Protagonismo tolo
07/11/2018 14:59 em Esporte

Quando conseguiu conter o assédio de alguns dos principais clubes do Brasil e segurar Zé Rafael para esta temporada, o Bahia viu a chance de ter uma referência em campo. Deu-lhe a camisa 10 e esperou uma liderança técnica. Porém recebeu um protagonismo tolo.

O meia-atacante não deixou de ser um atleta exemplar, com condição física invejável, boa leitura de jogo (principalmente no momento em que o time não tem a bola) e capacidade acima do comum de partir com a redonda colada aos pés para fazer a equipe se projetar ao campo de ataque sem ter que, necessariamente, trocar passes.

No entanto, a 'promoção' que Zé Rafael ganhou foi como um documento oficial do clube: passou a estar permitido a ele tomar decisões de caráter individual sempre que considerasse conveniente. E Zé gostou da atribuição, além da conta.

Virou cobrador de faltas mesmo sem ter um chute especial, o que também não o impediu de aparecer como um dos jogadores que mais finalizam no Brasileirão (é o sexto em conclusões no alvo, com 31, e o líder em chutes para fora, com 46). Suas arrancadas – perfeitamente adaptadas para lances de contra-ataque, por se caracterizarem pela explosão em linha reta e não exatamente por hábeis mudanças de direção – tornaram-se tão usuais que perderam importância. Zé aumentou o número de tentativas mesmo com a marcação adversária bem postada, e assim tornou-se o jogador que mais perde a bola na Série A (211 vezes) e o segundo que mais sofre faltas (89). Já entre os dribladores, não se destaca tanto: é o sexto, com 26, enquanto Everton (Grêmio) lidera no fundamento com 41 dribles completos.
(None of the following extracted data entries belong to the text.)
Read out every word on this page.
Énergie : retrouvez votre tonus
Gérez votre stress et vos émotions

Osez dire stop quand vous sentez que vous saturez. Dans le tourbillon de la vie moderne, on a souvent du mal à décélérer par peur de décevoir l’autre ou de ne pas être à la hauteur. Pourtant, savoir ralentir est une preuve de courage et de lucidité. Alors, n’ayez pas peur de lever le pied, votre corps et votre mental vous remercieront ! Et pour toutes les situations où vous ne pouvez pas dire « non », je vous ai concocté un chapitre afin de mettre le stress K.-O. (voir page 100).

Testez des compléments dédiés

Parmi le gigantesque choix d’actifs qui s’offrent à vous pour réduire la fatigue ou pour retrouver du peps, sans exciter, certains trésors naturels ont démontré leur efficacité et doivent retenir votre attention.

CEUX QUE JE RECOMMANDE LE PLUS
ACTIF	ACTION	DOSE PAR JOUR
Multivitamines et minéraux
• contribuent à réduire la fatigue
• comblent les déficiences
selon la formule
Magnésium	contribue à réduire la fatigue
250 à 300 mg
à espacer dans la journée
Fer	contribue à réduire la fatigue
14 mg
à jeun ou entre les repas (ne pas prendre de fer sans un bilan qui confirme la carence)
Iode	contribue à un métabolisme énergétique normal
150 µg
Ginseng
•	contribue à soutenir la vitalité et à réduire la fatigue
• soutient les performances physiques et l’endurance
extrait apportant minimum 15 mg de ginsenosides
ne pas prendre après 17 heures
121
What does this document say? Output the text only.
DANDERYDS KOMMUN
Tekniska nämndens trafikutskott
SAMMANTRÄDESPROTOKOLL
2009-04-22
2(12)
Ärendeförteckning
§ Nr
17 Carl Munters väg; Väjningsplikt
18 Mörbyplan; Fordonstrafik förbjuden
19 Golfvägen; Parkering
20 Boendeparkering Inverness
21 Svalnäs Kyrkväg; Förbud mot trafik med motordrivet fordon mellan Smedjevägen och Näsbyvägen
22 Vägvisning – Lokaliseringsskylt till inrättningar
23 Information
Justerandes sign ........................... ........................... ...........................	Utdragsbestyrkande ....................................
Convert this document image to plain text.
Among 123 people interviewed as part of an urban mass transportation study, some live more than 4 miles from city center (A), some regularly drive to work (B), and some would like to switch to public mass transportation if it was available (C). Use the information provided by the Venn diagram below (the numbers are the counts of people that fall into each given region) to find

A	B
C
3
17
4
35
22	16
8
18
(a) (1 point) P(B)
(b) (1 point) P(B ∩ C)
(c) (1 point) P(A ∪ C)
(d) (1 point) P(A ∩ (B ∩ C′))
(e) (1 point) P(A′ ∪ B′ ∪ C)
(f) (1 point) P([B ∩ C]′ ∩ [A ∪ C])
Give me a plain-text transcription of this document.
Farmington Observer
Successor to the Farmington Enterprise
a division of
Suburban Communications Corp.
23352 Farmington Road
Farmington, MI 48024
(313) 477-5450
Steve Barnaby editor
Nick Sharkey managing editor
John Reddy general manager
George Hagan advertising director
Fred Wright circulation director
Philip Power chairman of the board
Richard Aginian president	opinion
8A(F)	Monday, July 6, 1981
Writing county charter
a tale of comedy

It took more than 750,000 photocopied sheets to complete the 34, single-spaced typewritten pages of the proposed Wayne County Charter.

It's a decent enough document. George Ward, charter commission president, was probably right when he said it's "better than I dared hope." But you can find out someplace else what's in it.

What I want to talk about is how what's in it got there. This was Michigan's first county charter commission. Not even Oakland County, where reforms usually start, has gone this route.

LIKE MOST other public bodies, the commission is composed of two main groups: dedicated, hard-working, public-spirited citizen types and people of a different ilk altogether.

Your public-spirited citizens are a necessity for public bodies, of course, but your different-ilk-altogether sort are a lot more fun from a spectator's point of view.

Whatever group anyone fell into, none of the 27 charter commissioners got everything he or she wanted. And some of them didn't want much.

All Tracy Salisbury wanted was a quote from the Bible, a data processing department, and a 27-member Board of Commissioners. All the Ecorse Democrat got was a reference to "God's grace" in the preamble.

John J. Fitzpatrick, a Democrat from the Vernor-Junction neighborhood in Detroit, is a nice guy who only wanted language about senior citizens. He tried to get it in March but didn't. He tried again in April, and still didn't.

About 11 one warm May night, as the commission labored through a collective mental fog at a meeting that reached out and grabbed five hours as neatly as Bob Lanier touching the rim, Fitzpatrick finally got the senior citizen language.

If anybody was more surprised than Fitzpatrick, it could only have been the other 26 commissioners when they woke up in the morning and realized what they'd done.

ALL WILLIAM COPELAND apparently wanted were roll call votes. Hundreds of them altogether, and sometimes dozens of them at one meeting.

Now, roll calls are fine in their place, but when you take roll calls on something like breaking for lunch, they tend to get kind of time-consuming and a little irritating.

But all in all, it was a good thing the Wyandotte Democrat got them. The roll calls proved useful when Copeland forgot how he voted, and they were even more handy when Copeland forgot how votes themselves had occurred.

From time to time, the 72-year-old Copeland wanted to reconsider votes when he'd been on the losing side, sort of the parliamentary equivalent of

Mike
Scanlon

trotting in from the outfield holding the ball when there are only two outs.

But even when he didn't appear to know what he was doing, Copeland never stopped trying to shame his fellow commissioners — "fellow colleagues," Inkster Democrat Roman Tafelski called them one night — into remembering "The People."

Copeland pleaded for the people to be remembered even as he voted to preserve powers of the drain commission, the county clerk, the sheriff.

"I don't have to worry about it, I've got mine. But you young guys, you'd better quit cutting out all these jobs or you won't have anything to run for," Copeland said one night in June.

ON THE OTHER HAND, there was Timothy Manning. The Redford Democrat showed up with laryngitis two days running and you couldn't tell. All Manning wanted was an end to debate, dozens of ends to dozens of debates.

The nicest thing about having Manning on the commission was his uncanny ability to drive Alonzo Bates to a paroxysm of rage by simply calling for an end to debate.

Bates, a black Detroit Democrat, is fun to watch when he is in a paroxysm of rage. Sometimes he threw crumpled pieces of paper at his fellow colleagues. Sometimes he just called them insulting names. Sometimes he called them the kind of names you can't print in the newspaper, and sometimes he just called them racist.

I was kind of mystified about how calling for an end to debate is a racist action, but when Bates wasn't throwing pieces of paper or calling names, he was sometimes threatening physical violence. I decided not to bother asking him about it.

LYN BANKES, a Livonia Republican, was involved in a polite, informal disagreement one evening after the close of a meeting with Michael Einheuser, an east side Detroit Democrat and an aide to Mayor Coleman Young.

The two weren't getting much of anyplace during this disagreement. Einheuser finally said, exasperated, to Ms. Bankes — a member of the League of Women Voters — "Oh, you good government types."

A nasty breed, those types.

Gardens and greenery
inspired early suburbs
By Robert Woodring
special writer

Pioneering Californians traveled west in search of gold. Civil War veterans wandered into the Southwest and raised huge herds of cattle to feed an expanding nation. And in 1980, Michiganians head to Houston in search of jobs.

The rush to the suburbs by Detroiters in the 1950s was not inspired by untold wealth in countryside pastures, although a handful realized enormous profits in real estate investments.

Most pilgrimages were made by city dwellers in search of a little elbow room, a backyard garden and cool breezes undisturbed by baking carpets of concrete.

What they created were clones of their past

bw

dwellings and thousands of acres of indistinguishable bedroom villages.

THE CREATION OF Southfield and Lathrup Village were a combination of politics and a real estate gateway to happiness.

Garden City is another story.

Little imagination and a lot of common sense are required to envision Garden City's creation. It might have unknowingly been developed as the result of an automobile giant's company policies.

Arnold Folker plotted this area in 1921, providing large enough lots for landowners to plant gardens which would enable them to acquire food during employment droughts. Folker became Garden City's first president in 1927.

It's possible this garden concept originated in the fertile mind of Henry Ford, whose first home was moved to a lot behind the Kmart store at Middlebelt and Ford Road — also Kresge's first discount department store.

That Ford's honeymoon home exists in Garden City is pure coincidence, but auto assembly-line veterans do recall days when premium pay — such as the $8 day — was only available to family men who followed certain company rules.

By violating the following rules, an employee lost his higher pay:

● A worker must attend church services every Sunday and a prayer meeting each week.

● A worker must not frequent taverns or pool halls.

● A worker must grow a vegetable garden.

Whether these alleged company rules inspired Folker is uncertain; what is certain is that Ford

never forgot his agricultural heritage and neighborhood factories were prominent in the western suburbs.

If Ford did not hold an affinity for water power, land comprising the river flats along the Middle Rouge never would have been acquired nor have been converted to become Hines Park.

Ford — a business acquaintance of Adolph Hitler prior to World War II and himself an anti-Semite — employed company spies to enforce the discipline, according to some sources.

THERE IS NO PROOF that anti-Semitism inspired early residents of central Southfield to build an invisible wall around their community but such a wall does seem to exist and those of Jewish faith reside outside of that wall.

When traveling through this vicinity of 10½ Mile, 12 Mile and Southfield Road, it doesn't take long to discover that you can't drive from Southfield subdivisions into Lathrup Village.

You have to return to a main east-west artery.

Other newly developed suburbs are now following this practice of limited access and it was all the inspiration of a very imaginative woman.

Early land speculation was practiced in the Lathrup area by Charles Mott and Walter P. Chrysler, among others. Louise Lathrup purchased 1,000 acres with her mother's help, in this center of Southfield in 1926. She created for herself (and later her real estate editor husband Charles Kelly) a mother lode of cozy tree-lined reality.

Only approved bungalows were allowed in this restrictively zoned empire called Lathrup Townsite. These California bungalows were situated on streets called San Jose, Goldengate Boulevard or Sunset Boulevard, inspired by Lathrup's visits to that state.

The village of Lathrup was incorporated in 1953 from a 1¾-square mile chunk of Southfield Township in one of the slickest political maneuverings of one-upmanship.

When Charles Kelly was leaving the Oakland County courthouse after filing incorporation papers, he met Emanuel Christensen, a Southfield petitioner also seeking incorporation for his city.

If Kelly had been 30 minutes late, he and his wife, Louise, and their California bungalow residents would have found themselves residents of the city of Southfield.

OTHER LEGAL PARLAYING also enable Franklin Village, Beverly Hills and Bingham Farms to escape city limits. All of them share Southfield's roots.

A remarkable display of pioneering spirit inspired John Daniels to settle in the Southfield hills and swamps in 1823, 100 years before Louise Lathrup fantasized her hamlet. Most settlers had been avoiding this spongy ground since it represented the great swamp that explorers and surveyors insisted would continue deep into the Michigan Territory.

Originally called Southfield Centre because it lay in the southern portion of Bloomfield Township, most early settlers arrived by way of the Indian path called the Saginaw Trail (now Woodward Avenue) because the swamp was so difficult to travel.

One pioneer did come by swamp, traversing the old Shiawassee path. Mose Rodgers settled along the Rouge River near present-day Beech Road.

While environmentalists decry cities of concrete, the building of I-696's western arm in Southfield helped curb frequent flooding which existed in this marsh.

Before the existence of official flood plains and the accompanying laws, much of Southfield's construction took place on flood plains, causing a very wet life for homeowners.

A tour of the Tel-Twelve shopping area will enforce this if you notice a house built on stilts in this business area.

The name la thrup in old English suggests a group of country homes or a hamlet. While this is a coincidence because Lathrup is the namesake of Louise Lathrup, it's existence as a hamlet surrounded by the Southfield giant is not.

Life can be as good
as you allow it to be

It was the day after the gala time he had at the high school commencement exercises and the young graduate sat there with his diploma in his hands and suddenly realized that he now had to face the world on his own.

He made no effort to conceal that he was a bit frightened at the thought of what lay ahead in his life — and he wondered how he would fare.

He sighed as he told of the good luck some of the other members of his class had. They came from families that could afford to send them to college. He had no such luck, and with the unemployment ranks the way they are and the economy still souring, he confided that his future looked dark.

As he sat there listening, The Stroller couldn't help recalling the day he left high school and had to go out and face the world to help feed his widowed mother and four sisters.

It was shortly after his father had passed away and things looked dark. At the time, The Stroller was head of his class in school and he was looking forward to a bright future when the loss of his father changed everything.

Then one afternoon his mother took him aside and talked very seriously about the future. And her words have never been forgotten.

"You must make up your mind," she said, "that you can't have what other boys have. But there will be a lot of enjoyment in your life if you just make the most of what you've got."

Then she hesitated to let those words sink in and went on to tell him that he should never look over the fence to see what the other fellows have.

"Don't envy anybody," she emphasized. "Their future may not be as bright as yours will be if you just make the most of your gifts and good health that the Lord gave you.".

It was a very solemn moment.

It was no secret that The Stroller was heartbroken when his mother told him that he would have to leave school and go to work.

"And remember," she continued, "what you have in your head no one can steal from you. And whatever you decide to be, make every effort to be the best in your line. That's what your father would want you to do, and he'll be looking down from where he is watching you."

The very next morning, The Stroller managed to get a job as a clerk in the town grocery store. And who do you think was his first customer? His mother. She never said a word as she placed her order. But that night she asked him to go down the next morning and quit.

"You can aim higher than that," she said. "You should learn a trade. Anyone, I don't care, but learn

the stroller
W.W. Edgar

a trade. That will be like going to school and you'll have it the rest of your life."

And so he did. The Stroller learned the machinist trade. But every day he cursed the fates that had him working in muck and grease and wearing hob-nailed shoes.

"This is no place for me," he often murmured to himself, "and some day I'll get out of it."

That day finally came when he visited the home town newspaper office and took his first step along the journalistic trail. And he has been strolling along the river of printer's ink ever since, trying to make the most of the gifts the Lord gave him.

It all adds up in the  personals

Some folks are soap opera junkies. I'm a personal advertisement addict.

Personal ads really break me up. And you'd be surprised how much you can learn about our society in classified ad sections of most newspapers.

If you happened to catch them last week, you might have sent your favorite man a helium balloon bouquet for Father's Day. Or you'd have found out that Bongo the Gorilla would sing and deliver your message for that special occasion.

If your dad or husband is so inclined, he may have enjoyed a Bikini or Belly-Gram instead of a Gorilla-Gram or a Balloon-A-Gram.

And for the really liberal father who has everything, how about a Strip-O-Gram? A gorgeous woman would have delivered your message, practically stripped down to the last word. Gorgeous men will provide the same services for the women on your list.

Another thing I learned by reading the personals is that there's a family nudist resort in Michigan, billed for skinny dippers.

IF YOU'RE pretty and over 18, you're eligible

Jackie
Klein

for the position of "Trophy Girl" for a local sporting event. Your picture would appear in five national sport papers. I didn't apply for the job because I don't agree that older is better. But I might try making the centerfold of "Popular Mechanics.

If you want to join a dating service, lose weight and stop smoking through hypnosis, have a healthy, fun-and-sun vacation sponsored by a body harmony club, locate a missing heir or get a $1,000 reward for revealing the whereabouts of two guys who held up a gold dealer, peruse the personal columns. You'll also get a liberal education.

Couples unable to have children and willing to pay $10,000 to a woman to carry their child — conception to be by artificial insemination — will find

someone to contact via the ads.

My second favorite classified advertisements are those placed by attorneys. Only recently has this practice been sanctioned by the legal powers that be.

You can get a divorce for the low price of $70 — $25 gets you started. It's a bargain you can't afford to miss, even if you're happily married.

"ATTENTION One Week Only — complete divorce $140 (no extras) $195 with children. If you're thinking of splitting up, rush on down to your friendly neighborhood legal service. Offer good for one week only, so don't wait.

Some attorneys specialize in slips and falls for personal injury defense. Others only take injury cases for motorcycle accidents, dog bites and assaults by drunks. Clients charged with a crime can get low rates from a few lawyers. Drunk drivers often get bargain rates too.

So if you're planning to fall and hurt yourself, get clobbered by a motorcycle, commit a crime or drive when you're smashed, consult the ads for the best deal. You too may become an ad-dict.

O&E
Nas estatísticas que comprovam poder de decisão, caiu de rendimento em relação à temporada passada, já sem grande relevância. Saiu de três gols e cinco assistências no Brasileiro de 2017 para dois tentos e três passes decisivos nesta edição. Élber, jogador que nunca foi conhecido por decidir jogos, soma quatro gols e cinco assistências. Em outro número importante, o de passes para finalização, Zé é apenas o 36º do campeonato, com 28 – Nenê, do São Paulo, lidera com 54 (todos os números são do site Footstats).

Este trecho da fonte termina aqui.